Philanthropy and US Navy: Delphine O. On Executive Director of African Aid Organization, Inc. (AFAID)
SGT. CHRISTOPHER A. GARIBAY
Petty Officer 2nd Class Delphine On, a trooper with Joint Task Force Joint Medical Group, sits by the Morale, Wellness & Recreation Library awaiting her next task for the day, volunteering at the Thrift Store. On’s story is incredibly unique, one that includes a life born in Cameroon, a childhood in Europe, and an adult life in the U.S. Add the establishment of a non-governmental organization and service in the U.S. Navy and you begin to uncover pieces of the journey she has taken.
She earned a law degree from the University de Nanterre Paris X and later, earned a law degree from American University in Washington, D.C. In 2002, she put her knowledge into practice. She opened the nonprofit African Aid Organization, Inc. with her husband.
"I’ve always wanted to work in international law," said On. "Even though I wasn’t raised in Cameroon, I still see myself in those girls. You see so many of them getting married at a young age or contracting AIDS through sexual [coercion]. I wanted to do more."

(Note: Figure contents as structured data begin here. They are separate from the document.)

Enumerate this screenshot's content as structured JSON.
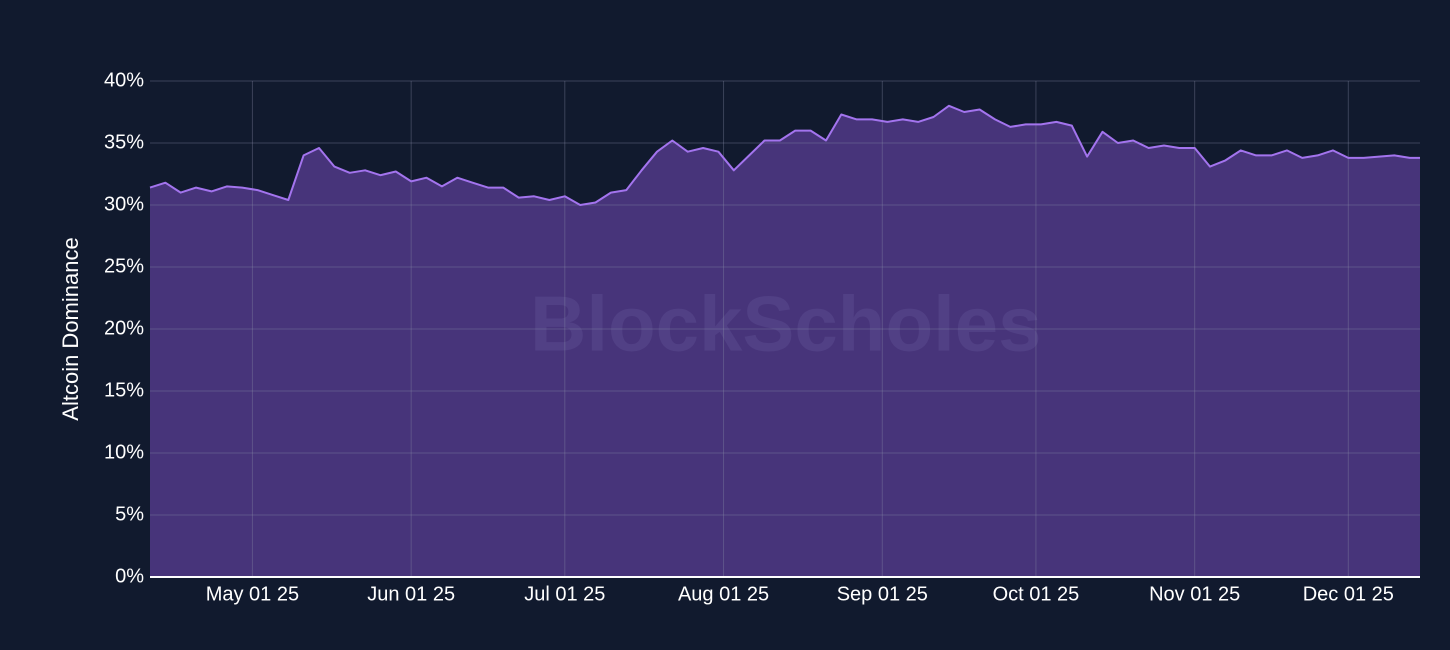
{
  "chart_data": {
    "type": "area",
    "y_label": "Altcoin Dominance",
    "watermark": "BlockScholes",
    "color": "#a374ee",
    "fill_color": "#47347a",
    "grid": true,
    "x": [
      "2025-04-11",
      "2025-04-14",
      "2025-04-17",
      "2025-04-20",
      "2025-04-23",
      "2025-04-26",
      "2025-04-29",
      "2025-05-02",
      "2025-05-05",
      "2025-05-08",
      "2025-05-11",
      "2025-05-14",
      "2025-05-17",
      "2025-05-20",
      "2025-05-23",
      "2025-05-26",
      "2025-05-29",
      "2025-06-01",
      "2025-06-04",
      "2025-06-07",
      "2025-06-10",
      "2025-06-13",
      "2025-06-16",
      "2025-06-19",
      "2025-06-22",
      "2025-06-25",
      "2025-06-28",
      "2025-07-01",
      "2025-07-04",
      "2025-07-07",
      "2025-07-10",
      "2025-07-13",
      "2025-07-16",
      "2025-07-19",
      "2025-07-22",
      "2025-07-25",
      "2025-07-28",
      "2025-07-31",
      "2025-08-03",
      "2025-08-06",
      "2025-08-09",
      "2025-08-12",
      "2025-08-15",
      "2025-08-18",
      "2025-08-21",
      "2025-08-24",
      "2025-08-27",
      "2025-08-30",
      "2025-09-02",
      "2025-09-05",
      "2025-09-08",
      "2025-09-11",
      "2025-09-14",
      "2025-09-17",
      "2025-09-20",
      "2025-09-23",
      "2025-09-26",
      "2025-09-29",
      "2025-10-02",
      "2025-10-05",
      "2025-10-08",
      "2025-10-11",
      "2025-10-14",
      "2025-10-17",
      "2025-10-20",
      "2025-10-23",
      "2025-10-26",
      "2025-10-29",
      "2025-11-01",
      "2025-11-04",
      "2025-11-07",
      "2025-11-10",
      "2025-11-13",
      "2025-11-16",
      "2025-11-19",
      "2025-11-22",
      "2025-11-25",
      "2025-11-28",
      "2025-12-01",
      "2025-12-04",
      "2025-12-07",
      "2025-12-10",
      "2025-12-13",
      "2025-12-15"
    ],
    "values": [
      31.4,
      31.8,
      31.0,
      31.4,
      31.1,
      31.5,
      31.4,
      31.2,
      30.8,
      30.4,
      34.0,
      34.6,
      33.1,
      32.6,
      32.8,
      32.4,
      32.7,
      31.9,
      32.2,
      31.5,
      32.2,
      31.8,
      31.4,
      31.4,
      30.6,
      30.7,
      30.4,
      30.7,
      30.0,
      30.2,
      31.0,
      31.2,
      32.8,
      34.3,
      35.2,
      34.3,
      34.6,
      34.3,
      32.8,
      34.0,
      35.2,
      35.2,
      36.0,
      36.0,
      35.2,
      37.3,
      36.9,
      36.9,
      36.7,
      36.9,
      36.7,
      37.1,
      38.0,
      37.5,
      37.7,
      36.9,
      36.3,
      36.5,
      36.5,
      36.7,
      36.4,
      33.9,
      35.9,
      35.0,
      35.2,
      34.6,
      34.8,
      34.6,
      34.6,
      33.1,
      33.6,
      34.4,
      34.0,
      34.0,
      34.4,
      33.8,
      34.0,
      34.4,
      33.8,
      33.8,
      33.9,
      34.0,
      33.8,
      33.8
    ],
    "xlim": [
      "2025-04-11",
      "2025-12-15"
    ],
    "xticks": [
      {
        "value": "2025-05-01",
        "label": "May 01 25"
      },
      {
        "value": "2025-06-01",
        "label": "Jun 01 25"
      },
      {
        "value": "2025-07-01",
        "label": "Jul 01 25"
      },
      {
        "value": "2025-08-01",
        "label": "Aug 01 25"
      },
      {
        "value": "2025-09-01",
        "label": "Sep 01 25"
      },
      {
        "value": "2025-10-01",
        "label": "Oct 01 25"
      },
      {
        "value": "2025-11-01",
        "label": "Nov 01 25"
      },
      {
        "value": "2025-12-01",
        "label": "Dec 01 25"
      }
    ],
    "ylim": [
      0,
      40
    ],
    "yticks": [
      {
        "value": 0,
        "label": "0%"
      },
      {
        "value": 5,
        "label": "5%"
      },
      {
        "value": 10,
        "label": "10%"
      },
      {
        "value": 15,
        "label": "15%"
      },
      {
        "value": 20,
        "label": "20%"
      },
      {
        "value": 25,
        "label": "25%"
      },
      {
        "value": 30,
        "label": "30%"
      },
      {
        "value": 35,
        "label": "35%"
      },
      {
        "value": 40,
        "label": "40%"
      }
    ]
  }
}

African Aid Organization, Inc. is referenced as AFAID, and is a non-profit organization devoted to providing first-class assistance, support, and education to the most vulnerable children in Sub-Saharan Africa, according to the organization’s website. They assist in HIV testing and prevention, education and poverty reduction. "We work in small villages in Cameroon, Mali, Burkina Faso and are looking to expand into Uganda," said On. "In the past 14 years, we have assisted 3,000 people ages 10 to 24. I care so much about this cause. I’ve put in my own money to fund our organization when donations were low."
AFAID has earned accreditation from the United Nations, which has afforded it opportunities to continue its work into the small villages they seek to serve. On wishes she could do more. It is a vicious cycle when little girls cannot afford to eat and they are forced into prostitution or into marriages with older men, simply for the opportunity to provide for their family, she explained.

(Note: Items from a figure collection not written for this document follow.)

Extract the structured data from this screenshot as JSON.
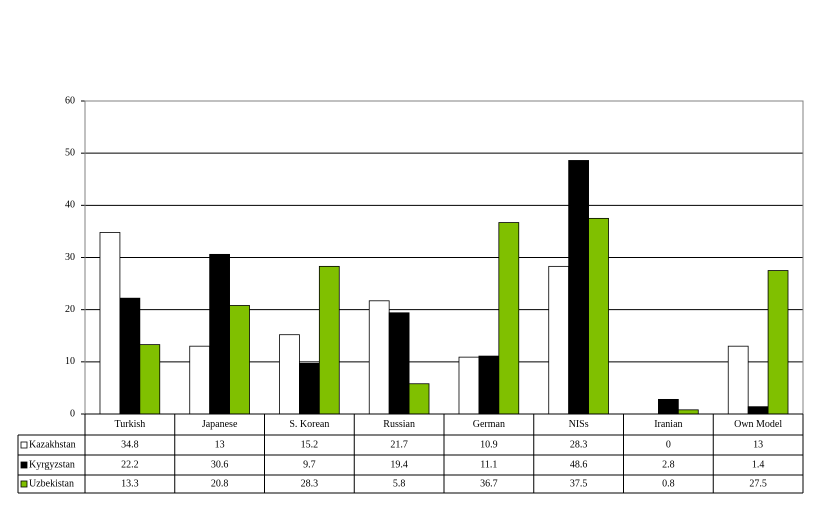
{
  "chart_data": {
    "type": "bar",
    "categories": [
      "Turkish",
      "Japanese",
      "S. Korean",
      "Russian",
      "German",
      "NISs",
      "Iranian",
      "Own Model"
    ],
    "series": [
      {
        "name": "Kazakhstan",
        "color": "#ffffff",
        "values": [
          34.8,
          13,
          15.2,
          21.7,
          10.9,
          28.3,
          0,
          13
        ]
      },
      {
        "name": "Kyrgyzstan",
        "color": "#000000",
        "values": [
          22.2,
          30.6,
          9.7,
          19.4,
          11.1,
          48.6,
          2.8,
          1.4
        ]
      },
      {
        "name": "Uzbekistan",
        "color": "#80c000",
        "values": [
          13.3,
          20.8,
          28.3,
          5.8,
          36.7,
          37.5,
          0.8,
          27.5
        ]
      }
    ],
    "ylim": [
      0,
      60
    ],
    "yticks": [
      0,
      10,
      20,
      30,
      40,
      50,
      60
    ],
    "grid": true,
    "data_table": true
  }
}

On also serves as a member of the U.S. Navy Reserves. "I want to be an officer," she said. "Originally, I couldn’t be an officer because I wasn’t a U.S. citizen. I enlisted myself in the Navy with the intent on one day making the transition into be an officer. It’s been a long journey, but I just put in my packet for consideration to the board." On joined the Navy Reserves in 2008 and enlisted as a corpsman."I didn’t even know what a corpsman was when I joined," she said. "Being in the medical field has still allowed me to help people. I help people at the JTC (Joint Troop Clinic), screening, assisting those who come into the clinic. I’ve always wanted to challenge myself and embrace the country that opened opportunities for me."
Sailors who have grown with her along her military career and can attest to her character.

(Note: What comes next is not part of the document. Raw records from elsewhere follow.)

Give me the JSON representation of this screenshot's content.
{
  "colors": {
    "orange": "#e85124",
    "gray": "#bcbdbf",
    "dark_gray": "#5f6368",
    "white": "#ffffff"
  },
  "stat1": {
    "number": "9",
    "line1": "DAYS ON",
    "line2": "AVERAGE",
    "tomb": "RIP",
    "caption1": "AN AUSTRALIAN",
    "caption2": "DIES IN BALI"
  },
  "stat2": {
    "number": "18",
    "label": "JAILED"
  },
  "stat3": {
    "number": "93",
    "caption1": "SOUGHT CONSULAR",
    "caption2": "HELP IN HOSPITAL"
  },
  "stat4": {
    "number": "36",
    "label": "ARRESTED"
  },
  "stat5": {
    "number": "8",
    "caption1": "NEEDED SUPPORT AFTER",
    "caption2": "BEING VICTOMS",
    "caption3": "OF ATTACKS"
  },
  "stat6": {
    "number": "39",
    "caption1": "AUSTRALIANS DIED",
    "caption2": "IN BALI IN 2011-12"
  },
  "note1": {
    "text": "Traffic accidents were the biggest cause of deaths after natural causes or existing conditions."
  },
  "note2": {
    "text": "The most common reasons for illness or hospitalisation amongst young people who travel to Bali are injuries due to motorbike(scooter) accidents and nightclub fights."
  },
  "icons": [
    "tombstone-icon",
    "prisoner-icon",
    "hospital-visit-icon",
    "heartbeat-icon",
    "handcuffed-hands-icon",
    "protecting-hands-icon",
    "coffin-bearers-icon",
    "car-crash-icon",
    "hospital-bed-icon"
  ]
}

"I have known [Petty Officer 2nd Class] since April 2015, when we met at Navy Mobilization Processing Site, Norfolk," said Petty Officer 1st Class Richard Schreck, patient’s relations representative at the JTC. "[At the time], she was an enthusiastic [Petty Officer 3rd Class] at the time looking a bit new to the deployment phase of the Navy. I was able to speak with her and found out she finished her masters in law and was studying for her bar exam. My time with [On], I have had the privilege and honor to see her blossom into a well-rounded Sailor and put on [Petty Officer 2nd Class] over the last five months." Her role at JTF GTMO has been to treat Troopers at the JTC seeking medical attention. While she initially struggled to master her new job, she has become one of the best. "[She] took charge with no hesitation and is one of the top screeners for the clinic now," said Schreck. "Her motivation and dedication to the clinic and the well-being of all service members has been explicable."